Читаем Избранное полностью

Стоило ей сказать это, как у меня перед глазами вставали поросшие осокой лужки Лимерика, по которым я бегал, когда гостил у дяди, и выщербленные старые стены каменных домиков все в пятнах мха и лишайников, и шелестящие над Дилом ивы, и я ощущал, как пахнет влажный торф в сыром воздухе и, главное, высокий просвирник, чьи цветки были сначала скручены в плотные кочанчики, потом раскрывались, розовые и жесткие, потом становились почти прозрачными, а потом сменялись лепешечками, которые я любил грызть. Буйный сорняк, верный признак разорения стольких ирландских деревушек, а для меня в своем обилии и красках — ни с чем не сравнимый символ пустынности, прелести и угасания Лимерика.

— А-а! — взрывался криком папка. — Да пропади он пропадом, твой Лимерик! Трясина проклятая! Черт подери, и как это я упустил фермочку под Эмо, которую смотрел два года назад!

— Ну и ну! — фыркала она. — Тоже мне место! Да я за Лимерик тигрицей буду драться, когтями и зубами! За кусочек доброй лимерикской земли! Ах, Лимерик, любовь моя! Да где же ты найдешь под своим Эмо такую картошку и такие яблоки?

И вот сейчас она выхватила из мешка клок сена, уткнулась в него лицом, а по щекам у нее катились слезы, и мы с моим закадычным другом визжали от смеха, а служка славил Типперери, а Живоглот во весь голос поминал реку Барроу и поля Карлоу, пока наконец отец не вскочил и не крикнул:

— За дело, ребята, скоро темнеть начнет, а нам вон еще сколько плести!

Но соломенной веревки что-то все видно не было. Споры становились жарче, голоса сердитее. Вначале они опасались только, что под их веревку всей кухни не хватит, но на плитках пола до сих пор вытянулись всего три-четыре соломенных червяка. Служка сказал:

— Солома совсем сырая, черт ее дери!

Мальчишкой в Типперери он такой соломы и не видывал.

Живоглот сказал, что солома больно старая. Когда он был мальчишкой в Карлоу, из старой соломы никто никогда ничего не плел. Никогда! И ничего!

А папка сказал:

— Соломины, черт бы их побрал, одна другой короче!
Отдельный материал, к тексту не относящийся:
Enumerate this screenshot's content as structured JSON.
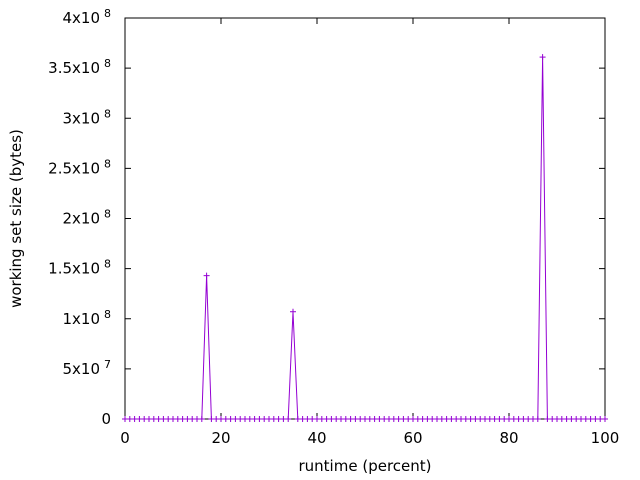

И они принялись пинать свою работу, хмуриться на ворох посреди кухни, выдергивать соломины, растрепывать их по всей длине и отшвыривать, так что скоро весь пол был замусорен, как в стойле. Тогда они надели пиджаки и в последний раз пнули ворох, мой приятель соскочил со стола и сказал, что идет играть в мячик, а я понял, что все они трое были обманщики и самозванцы.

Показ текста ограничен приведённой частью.